Dans la même veine, il a soutenu que les musulmans en Europe ont besoin d’aide dans les trois domaines vitaux suivants : la sensibilisation religieuse par une approche sage et rationnelle, l’éducation et l’enseignement selon les méthodes pédagogiques modernes, l’appui financier pour la construction de mosquées et d’institutions éducatives et culturelles.

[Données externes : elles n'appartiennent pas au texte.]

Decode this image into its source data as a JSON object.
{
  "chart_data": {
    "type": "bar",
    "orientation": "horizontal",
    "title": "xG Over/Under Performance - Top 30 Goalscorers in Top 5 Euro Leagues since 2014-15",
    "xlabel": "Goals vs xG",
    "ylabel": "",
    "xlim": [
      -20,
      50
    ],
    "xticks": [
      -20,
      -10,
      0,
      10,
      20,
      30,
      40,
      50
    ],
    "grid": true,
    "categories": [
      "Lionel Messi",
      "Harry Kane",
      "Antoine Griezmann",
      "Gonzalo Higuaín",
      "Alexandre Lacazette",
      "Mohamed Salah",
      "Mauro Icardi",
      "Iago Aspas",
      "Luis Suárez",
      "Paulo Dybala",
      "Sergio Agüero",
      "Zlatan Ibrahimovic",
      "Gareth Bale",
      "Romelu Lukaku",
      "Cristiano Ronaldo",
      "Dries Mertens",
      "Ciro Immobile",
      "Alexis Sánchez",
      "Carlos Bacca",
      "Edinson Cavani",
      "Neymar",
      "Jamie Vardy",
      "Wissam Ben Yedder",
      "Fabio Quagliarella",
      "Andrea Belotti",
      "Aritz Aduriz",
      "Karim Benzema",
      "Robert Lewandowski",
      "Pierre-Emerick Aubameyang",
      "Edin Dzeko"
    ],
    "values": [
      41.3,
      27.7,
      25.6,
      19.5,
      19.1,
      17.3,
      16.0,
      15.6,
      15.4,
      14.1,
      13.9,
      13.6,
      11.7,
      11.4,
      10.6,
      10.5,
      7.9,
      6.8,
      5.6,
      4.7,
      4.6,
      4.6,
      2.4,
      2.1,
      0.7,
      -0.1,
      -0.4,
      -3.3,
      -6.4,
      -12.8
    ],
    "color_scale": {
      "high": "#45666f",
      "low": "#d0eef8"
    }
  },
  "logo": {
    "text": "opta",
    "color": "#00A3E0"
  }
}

Il a poursuivi en affirmant que les efforts consentis par l'ISESCO pour venir en aide aux musulmans d’Europe s’inscrivent dans le droit fil d’un objectif primordial auquel l’Organisation s’attelle toujours, à savoir la sauvegarde de l’identité religieuse et des spécificités culturelles et civilisationnelles des musulmans en Europe, de façon à les prémunir contre tout ce qui est de nature à engendrer l’extrémisme et le fanatisme qui sont, comme vous le savez, le prélude au repliement et la voie vers la déviation et la violence.
Le Directeur général de l’ISESCO a déclaré lors du colloque international dont il a présidé la première séance ce matin : « la responsabilité du monde islamique vis-à-vis de la présence islamique en Europe procède de la responsabilité collective des musulmans, où qu’ils soient, envers leurs coreligionnaires résidant en dehors des pays islamiques, là où sont réunies les conditions favorisant l’éducation islamique et les moyens de prévention des influences nuisibles à l’identité et aux spécificités religieuses, culturelles et civilisationnelles ».
Il a également rappelé que les campagnes hostiles menées par des milieux extrémistes européens contre l'islam et les musulmans en général, la propagation de l’islamophobie et les accusations d’extrémisme et de terrorisme portées injustement contre cette religion ont des retombées négatives, voire dangereuses. Elles constituent, a-t-il affirmé : « l’un des graves problèmes qui irritent les musulmans en Europe et dans le monde entier ».
Le Directeur général a conclu son allocution en adressant un appel aux sages et aux défenseurs de la coexistence entre les adeptes des différentes civilisations pour conjuguer et intensifier leurs efforts en vue de faire face aux campagnes de dénigrement, de discrimination et d’injustice sociale et de promouvoir la culture de la tolérance et du respect mutuel, partant du principe que ceux qui sont le plus aimés de Dieu sont ceux qui prennent soin de Ses créatures.